The results are shocking! See the attached pdf.

In brief, the annual cost of electricity increased in the Stankavich home by $1000 (from $1400 per year to a whopping $2400) and this increase corresponded to the construction of an antenna nearby and not to unusual weather patterns or changes in usage.

Dave Stetzer suggested that they install a choke at their watt-hour meter and immediately their electrical bill began to fall. The choke was install on March 7th 2005 and they noticed a difference in their monthly bill by April. That year the amount they paid for electricity dropped by $600 and they did this by buying a few meters of electrical wire and a clip.

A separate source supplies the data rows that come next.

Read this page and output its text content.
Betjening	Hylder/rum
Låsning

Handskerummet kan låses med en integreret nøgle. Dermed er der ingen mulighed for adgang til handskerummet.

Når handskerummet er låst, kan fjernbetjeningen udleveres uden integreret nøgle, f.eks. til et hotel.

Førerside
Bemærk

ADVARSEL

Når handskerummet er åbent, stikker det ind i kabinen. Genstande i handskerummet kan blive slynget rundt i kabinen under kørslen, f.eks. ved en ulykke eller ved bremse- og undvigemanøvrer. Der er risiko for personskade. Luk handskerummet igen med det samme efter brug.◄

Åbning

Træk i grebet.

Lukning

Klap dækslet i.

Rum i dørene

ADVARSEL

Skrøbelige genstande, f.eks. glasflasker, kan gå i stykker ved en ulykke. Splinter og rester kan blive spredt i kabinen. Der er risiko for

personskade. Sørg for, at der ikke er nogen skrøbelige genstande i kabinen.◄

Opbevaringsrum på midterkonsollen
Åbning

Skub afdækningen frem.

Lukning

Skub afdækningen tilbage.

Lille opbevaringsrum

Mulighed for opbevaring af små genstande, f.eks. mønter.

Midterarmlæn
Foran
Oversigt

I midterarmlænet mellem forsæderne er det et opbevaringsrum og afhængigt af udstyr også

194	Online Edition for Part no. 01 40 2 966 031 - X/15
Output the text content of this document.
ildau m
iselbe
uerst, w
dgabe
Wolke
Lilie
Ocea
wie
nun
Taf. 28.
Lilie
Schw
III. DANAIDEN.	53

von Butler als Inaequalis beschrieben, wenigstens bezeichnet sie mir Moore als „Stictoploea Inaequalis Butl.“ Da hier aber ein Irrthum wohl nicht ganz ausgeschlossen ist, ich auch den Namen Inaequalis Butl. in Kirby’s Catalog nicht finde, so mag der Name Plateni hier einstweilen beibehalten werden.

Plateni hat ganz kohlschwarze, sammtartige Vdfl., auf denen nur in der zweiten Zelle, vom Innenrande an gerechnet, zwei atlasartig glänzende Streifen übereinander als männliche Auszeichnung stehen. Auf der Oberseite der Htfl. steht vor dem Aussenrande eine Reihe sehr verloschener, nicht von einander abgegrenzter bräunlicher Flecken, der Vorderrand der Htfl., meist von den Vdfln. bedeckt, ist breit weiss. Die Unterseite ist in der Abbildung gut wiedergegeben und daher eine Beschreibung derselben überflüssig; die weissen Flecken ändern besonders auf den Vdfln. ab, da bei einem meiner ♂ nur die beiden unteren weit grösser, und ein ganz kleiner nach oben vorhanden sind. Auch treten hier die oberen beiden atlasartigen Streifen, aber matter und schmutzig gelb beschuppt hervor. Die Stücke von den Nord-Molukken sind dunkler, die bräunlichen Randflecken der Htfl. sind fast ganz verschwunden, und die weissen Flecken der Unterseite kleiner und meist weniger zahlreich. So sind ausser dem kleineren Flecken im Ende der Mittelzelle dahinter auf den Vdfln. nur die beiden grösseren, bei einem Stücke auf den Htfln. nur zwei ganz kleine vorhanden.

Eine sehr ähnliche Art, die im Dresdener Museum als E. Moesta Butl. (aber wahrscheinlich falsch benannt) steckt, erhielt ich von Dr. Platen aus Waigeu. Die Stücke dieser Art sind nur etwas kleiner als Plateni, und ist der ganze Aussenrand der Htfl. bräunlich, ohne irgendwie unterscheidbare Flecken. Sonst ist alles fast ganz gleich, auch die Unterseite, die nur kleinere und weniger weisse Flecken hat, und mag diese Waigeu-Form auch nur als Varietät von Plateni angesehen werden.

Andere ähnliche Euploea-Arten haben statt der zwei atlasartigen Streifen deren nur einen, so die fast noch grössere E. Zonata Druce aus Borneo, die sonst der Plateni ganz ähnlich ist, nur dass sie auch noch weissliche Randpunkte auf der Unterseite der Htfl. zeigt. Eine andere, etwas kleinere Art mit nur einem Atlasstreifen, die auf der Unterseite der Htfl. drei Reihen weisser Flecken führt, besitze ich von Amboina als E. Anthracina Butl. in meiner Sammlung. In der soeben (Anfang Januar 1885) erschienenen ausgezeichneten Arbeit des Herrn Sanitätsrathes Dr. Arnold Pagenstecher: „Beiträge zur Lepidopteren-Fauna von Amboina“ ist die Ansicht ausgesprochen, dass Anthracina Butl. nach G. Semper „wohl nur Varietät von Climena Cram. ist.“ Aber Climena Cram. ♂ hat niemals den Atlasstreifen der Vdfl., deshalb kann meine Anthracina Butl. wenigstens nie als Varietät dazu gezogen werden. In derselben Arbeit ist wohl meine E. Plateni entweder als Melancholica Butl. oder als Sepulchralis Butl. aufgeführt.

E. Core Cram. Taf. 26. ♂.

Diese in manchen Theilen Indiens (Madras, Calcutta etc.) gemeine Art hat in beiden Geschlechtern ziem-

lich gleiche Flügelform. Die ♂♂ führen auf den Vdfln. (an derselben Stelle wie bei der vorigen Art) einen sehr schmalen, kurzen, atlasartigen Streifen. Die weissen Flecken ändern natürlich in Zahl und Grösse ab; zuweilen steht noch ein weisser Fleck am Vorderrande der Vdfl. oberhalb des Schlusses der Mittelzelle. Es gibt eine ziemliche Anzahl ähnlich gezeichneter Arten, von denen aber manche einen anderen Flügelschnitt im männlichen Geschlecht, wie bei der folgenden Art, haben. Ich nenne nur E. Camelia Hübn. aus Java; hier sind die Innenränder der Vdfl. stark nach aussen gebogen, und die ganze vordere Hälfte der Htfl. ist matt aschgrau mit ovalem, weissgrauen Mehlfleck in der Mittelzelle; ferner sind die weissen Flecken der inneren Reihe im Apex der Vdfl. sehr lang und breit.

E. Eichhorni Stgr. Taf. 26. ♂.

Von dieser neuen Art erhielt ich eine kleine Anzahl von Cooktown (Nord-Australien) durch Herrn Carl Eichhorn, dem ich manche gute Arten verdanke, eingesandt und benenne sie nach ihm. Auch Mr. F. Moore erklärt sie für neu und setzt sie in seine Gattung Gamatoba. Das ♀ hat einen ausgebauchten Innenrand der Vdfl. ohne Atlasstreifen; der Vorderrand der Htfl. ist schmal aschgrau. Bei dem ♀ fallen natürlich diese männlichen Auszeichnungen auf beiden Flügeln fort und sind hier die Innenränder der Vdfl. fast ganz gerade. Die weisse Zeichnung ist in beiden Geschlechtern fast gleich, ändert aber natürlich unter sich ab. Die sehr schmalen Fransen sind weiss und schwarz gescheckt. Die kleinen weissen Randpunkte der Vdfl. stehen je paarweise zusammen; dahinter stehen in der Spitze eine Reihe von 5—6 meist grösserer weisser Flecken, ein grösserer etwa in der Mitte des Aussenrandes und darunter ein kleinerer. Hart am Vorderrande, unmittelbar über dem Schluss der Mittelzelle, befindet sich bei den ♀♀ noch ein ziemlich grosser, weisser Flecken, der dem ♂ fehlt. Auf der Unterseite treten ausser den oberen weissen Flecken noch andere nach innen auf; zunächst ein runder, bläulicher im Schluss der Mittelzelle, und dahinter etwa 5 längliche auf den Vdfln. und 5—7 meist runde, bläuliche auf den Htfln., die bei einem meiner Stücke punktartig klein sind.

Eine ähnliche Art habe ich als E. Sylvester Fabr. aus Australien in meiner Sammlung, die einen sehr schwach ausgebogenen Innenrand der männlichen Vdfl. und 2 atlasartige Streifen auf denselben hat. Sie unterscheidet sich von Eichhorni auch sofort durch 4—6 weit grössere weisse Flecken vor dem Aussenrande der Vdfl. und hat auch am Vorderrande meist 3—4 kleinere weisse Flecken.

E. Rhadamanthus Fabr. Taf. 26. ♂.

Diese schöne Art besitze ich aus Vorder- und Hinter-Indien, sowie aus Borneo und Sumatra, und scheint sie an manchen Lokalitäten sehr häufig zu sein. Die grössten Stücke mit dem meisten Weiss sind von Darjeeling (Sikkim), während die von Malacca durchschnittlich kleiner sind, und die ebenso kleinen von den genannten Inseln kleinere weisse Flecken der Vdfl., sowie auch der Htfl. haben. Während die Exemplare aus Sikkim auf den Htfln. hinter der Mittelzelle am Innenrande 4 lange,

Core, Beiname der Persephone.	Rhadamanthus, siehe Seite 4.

By the way, the electrical utilities know about this. Ontario Hydro identifies this as a problem in their 1996 Power Quality Reference Guide. They state that harmonics (these are multiples of the fundamental 60 Hz frequency) can generate additional torque which can cause improper operation and thus generate ‘incorrect readings’ on watt-hour meters

I don’t know how wide spread this problem is but if you want to test it on your own home, this is what you need to do. Buy approximately 2 meters of 12 or 14 gage building wire at a hardware store. Strip the ends. Wrap this wire around the electrical line that connects to your electrical meter at the side of your home. Ten coils around the line should be sufficient and then connect the two stripped ends with an electricians plug. That’s it. This is called a choke and it reduces (or chokes out) the high frequencies on the line leading to you watt-hour meter. The meter should become more accurate and the electricity bills should be lower if there was indeed some high frequency interference on the line.

If you decide to test this I would be interested to know what happens.